In the distance we could see the Gammon Ranges (the northern section of the Flinders Ranges) appearing up out of the plain gibber desert.
Interestingly, for such a sparse, rocky landscape, this desert held an amazing amount of wildlife – kangaroos and emus in particular in large numbers. We spent some time in the national park and also up in the Arkaroola Wildlife Sanctuary area – a beautiful area with amazing rocky ridges and gorges and rock wallabies hiding around every boulder.
We had some lunch at the wilderness lodge and had a good chat to the people there about the area and what we could get around to see (although with the windy conditions we were happy doing some sight-seeing from inside the car!).
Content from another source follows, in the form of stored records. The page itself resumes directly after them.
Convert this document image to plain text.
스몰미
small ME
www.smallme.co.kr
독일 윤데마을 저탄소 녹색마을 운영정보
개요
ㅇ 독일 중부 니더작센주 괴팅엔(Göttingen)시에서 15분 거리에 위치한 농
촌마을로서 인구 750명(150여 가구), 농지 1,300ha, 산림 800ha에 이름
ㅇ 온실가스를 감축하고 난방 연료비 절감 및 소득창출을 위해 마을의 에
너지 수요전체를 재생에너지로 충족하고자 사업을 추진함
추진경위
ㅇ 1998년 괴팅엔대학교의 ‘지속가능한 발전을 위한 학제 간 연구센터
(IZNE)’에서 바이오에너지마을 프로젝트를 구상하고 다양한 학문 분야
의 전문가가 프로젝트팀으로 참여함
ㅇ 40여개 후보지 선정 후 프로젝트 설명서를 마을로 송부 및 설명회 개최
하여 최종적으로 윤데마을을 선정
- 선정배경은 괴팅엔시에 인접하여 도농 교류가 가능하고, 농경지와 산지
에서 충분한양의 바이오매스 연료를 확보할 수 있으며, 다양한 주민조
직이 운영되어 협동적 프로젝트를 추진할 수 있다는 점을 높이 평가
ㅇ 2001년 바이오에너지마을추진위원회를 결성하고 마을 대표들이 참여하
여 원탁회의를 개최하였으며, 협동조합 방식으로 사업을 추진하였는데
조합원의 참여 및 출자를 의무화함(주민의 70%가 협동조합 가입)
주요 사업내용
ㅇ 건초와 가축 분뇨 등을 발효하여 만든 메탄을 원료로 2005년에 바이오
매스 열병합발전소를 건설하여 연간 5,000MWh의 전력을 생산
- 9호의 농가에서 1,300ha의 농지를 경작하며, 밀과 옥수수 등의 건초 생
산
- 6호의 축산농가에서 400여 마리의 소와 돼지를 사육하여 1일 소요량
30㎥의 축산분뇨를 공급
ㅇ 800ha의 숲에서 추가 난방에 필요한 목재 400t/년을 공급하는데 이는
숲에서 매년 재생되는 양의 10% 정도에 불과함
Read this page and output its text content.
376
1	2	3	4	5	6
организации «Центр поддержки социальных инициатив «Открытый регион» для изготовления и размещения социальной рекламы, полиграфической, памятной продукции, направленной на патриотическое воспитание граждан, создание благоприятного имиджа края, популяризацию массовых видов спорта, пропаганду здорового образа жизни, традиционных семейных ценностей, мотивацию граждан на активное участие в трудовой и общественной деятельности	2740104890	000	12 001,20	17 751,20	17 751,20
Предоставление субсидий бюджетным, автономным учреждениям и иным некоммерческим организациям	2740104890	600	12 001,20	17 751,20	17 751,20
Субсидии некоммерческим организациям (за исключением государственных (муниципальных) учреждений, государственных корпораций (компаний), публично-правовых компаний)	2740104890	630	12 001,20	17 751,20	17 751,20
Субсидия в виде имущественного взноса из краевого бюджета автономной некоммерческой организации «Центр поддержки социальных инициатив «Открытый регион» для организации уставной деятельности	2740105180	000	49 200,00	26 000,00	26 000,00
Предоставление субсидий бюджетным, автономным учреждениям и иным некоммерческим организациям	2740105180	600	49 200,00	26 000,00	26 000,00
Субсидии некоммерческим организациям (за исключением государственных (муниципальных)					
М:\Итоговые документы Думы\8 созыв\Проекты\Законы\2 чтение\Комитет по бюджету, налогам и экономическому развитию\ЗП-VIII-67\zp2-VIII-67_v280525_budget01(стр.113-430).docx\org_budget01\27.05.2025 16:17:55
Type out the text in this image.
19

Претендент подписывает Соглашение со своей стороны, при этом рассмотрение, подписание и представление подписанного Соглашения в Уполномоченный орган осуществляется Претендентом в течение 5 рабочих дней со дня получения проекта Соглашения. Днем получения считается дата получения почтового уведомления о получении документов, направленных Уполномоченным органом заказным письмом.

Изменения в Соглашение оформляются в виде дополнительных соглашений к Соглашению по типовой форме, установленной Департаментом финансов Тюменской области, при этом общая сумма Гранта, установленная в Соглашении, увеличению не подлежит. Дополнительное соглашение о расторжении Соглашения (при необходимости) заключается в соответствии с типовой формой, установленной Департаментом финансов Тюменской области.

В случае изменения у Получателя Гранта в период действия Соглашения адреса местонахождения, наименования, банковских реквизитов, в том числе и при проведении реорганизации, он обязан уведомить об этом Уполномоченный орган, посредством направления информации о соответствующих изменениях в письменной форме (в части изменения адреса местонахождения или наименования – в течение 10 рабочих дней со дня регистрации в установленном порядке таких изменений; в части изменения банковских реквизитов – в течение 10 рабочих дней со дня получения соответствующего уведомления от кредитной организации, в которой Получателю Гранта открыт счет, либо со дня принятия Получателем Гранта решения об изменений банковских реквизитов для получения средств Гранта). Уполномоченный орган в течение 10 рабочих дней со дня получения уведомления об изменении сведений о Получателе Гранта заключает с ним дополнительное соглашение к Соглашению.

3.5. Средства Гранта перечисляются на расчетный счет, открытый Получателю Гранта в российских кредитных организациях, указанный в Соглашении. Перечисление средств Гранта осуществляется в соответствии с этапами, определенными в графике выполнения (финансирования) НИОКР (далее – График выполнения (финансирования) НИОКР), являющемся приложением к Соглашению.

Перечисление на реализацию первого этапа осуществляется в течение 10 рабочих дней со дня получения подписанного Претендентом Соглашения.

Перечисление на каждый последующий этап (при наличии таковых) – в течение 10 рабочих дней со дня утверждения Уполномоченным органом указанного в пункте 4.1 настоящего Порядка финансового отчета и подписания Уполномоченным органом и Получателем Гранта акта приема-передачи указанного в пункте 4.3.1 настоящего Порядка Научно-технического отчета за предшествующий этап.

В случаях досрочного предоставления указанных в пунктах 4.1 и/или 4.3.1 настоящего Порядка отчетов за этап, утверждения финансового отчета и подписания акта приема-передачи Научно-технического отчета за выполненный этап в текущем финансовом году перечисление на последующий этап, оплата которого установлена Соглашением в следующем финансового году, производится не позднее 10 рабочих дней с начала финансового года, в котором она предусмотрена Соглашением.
That time of day came when we started thinking about a camp for the night and we were mainly focused on a sheltered tent site. Eventually we cracked and, being fairly close to various small towns, we hit the road and decided we’d ride out the wind in a cabin. We opted for Leigh Creek which, as it turned out, had various options for cabins – we chose the “resort” which was pretty good for a basic cabin.
We quickly noticed the ghost town around us – but a nice, well laid out and well equipped ghost town with Olympic pool, school, library, shopping centre, pub, oval, playgrounds, neat streets with small, neat houses…..just very few people. We hadn’t brushed up on recent mining activity – or more to the point, mining shut-downs – and this is one town that has been moth-balled when the local mine closed last year.
The town was actually moved to make way for the coal mine’s expansion back in the early ‘80s so everything is only 30 years old and in fairly good condition. There was half-hearted talk of something else – more mining or gas probably – coming along to reinvigorate the town but I wouldn’t be holding my breath on that. The lack of people but continued irrigation of the gardens, oval and any other grass has allowed the emus and kangaroos to move in and casually graze across the area.
The wind kept up and we were happy being inside for a change! The family cabin was two identical cabins with a door joining them so the boys happily had their own TV and their own space which was also a nice change!